Majelis hakim juga memberikan tafsir terhadap pasal tersebut dengan cara mengubah titik penghitungan usia minimal 30 tahun untuk calon gubernur dan wakil gubernur dan 25 tahun untuk calon bupati dan wakil bupati serta calon wali kota dan wakil wali kota, dari sejak penetapan calon seperti diatur di PKPU menjadi sejak pelantikan. Putusan tersebut mendapat sorotan dari banyak kalangan karena dinilai menguntungkan kalangan tertentu.
Unsur politik
Abdul Hakim menjelaskan, pihaknya mempersoalkan adanya dugaan pelanggaran etik ketiga hakim pemutus uji materi usia calon kepala daerah terkait dengan penanganan perkara yang diajukan Garuda. Penanganan perkara dinilai terburu-buru, cepat, dan singkat. Partai Garuda memasukkan permohonan uji materi pada 23 April 2024, sebulan kemudian (tepatnya pada 27 Mei) perkara didistribusikan ke majelis hakim. Lantas, tiga hari kemudian, yakni pada 29 Mei, majelis hakim sudah memutus perkara yang dimaksud.
Padahal, kata Abdul Hakim, Pusat Studi Hukum dan Kebijakan (PSHK) dalam kajiannya mengungkapkan, rata-rata perkara pengujian materi di Mahkamah Agung diputus antara 6 bulan dan 50 bulan. ”Putusan ini kita curigai mengandung unsur politik,” kata Abdul Hakim.
Putusan ini kita curigai mengandung unsur politik.
Selain itu, pihaknya juga menilai putusan 23 P/HUM/2024 tersebut problematik. MA telah melampaui kewenangannya dengan menafsirkan ketentuan di dalam Undang-Undang Pilkada dan Peraturan KPU No 9/2020 dengan menggeser penghitungan usia, dari saat penetapan pasangan calon menjadi saat pelantikan.

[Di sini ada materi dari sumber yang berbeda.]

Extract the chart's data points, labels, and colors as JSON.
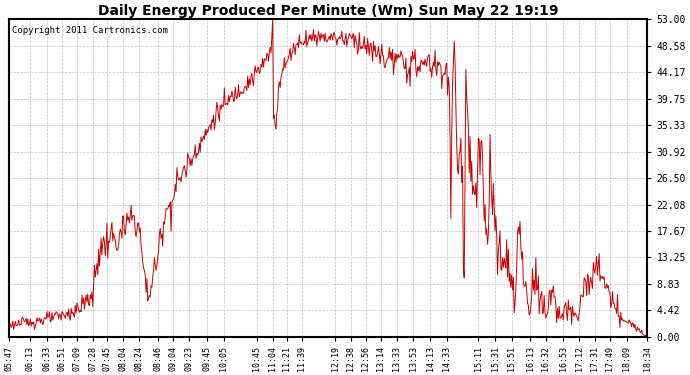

Padahal, menurut dia, hal tersebut menjadi kebijakan pembentuk undang-undang, dalam hal ini pemerintah dan DPR, untuk memutuskannya (open legal policy).
Atas laporan tersebut, anggota KY Bidang Pengawasan Hakim, Joko Sasmito, mengatakan, tim pengawasan hakim KY akan mendalami dan menindaklanjuti laporan tersebut. Publik diminta menunggu hasil kerja pengawasan tersebut.
Sementara itu, Juru Bicara KY Mukti Fajar Nur Dewata mengatakan, karena kasus tersebut menarik perhatian publik, KY akan bertindak profesional dalam menindaklanjuti laporan masyarakat dengan berbasis kecukupan bukti dan informasi, serta prosedur yang ada. ”Jika ditemukan dugaan pelanggaran kode etik, KY akan memeriksa hakim terlapor yang nantinya diputuskan dalam sidang pleno apakah terbukti atau tidak terbukti melanggar kode etik,” tuturnya.
Ketua Komisi Yudisial Mukti Fajar Nur Dewata saat ditemui di kantor KY, Selasa (26/4/2022).
Mukti menegaskan, KY hanya akan fokus pada aspek dugaan pelanggaran etik saja. Sebab, KY tidak berwenang untuk memeriksa materi terkait dengan pertimbangan putusan.